HARIANKANDIDAT.CO.ID - Rencana perampingan Organsiasi Perangkat Daerah (OPD) adalah sinyal bahwa daerah mulai realistis menyikapi tekanan fiskal. Transfer ke daerah (TKD) memang turun, sementara beban belanja tetap tinggi. Langkah efisiensi itu wajar, bahkan perlu, asalkan dilakukan dengan kajian yang matang dan tidak mengganggu layanan dasar seperti pendidikan dan kesehatan.
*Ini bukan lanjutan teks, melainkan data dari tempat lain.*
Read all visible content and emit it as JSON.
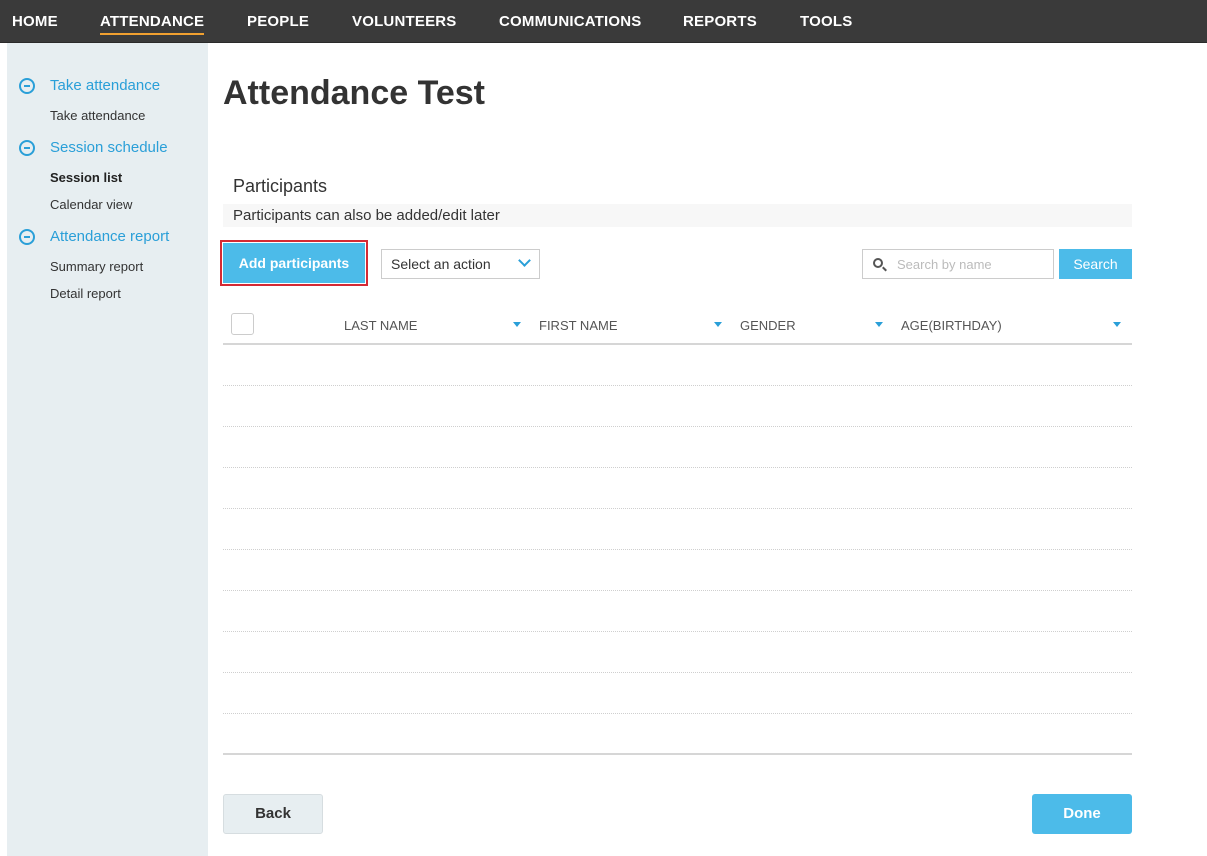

Pernyataan ini menggambarkan situasi yang kini dihadapi banyak pemda di Lampung dan nasional, termasuk Kabupaten Pringsewu (Radarcom, 5 Oktober 2025). Daerah mulai mempertimbangkan langkah perampingan OPD. Saya kira wacana ini langkah yang wajar dan rasional. Pemda memang perlu menyesuaikan diri dengan kapasitas keuangannya, agar belanja publik tetap terjaga dan birokrasi tidak terlalu membebani APBD.
Langkah penataan ini juga memiliki dasar hukum yang kuat yaitu UU 23/2014 dan PP 18/2016 jo. PP 72/2019. Regulasi ini menegaskan pentingnya organisasi yang efisien, proporsional, dan berbasis beban kerja. Secara prinsip, kebijakan ini sejalan dengan arah reformasi birokrasi nasional.
Data ini memberi gambaran yang cukup tegas. Selama 2022–2024, transfer ke daerah masih meningkat, tapi mulai 2025 tren itu berbalik. Dari Rp919,9 triliun pagu awal, realisasi TKD justru diperkirakan hanya Rp864,1 triliun setelah efisiensi lewat KMK 29/2025 dan Inpres 1/2025. Setahun kemudian, turun lagi menjadi Rp693 triliun. Angka di atas kertas sering kali tidak mencerminkan tekanan di lapangan.
Ini sebenarnya bukan hal yang mengejutkan. Pemerintah pusat sedang menata ulang keuangan negara lewat fiscal consolidation, yaitu upaya menata kembali keuangan negara agar lebih seimbang. Dampaknya, daerah harus belajar lebih mandiri dan efisien.
Penurunan dana transfer pada 2026 hanyalah kelanjutan dari kebijakan efisiensi yang dimulai sejak 2025. Karena itu, langkah menata ulang Opd dan belanja pegawai jadi penting, agar ruang fiskal tetap cukup untuk pelayanan publik dan pembangunan prioritas.
Tentu saja, langkah ini bukan sekadar menggabungkan dinas atau memangkas jabatan. Setiap perubahan perlu didasarkan pada analisis beban kerja dan fungsi pelayanan publik. Restrukturisasi yang terburu-buru tanpa kajian justru bisa melemahkan pelayanan dasar.
Perubahan struktur Opd harus disahkan lewat Perda. Tentunya, sebelum menjadi Perda, Raperda harus dievaluasi oleh Gubernur atau Mendagri agar tidak menimbulkan tumpang tindih urusan.
Beberapa penelitian (Mardiasmo, 2020; Subroto & Haryanto, 2021; Bappenas, 2022) menunjukkan bahwa daerah yang terlalu bergantung pada TKD cenderung memiliki birokrasi gemuk dan kurang adaptif. Ketika dana transfer menurun, jalan terbaik memang melakukan penyesuaian struktur agar organisasi tetap gesit dan fiskalnya sehat.
Keberhasilan reformasi birokrasi bukan diukur dari seberapa ramping strukturnya, tapi seberapa sigap pemda menjawab kebutuhan warganya dengan sumber daya yang makin terbatas. Birokrasi yang ramping memang belum tentu efisien, tapi tanpa perampingan, kita hanya menunda masalah fiskal yang lebih besar. Yang terpenting adalah reformasi ini jangan berhenti pada struktur, tapi sampai pada perubahan kultur kerja birokrasi.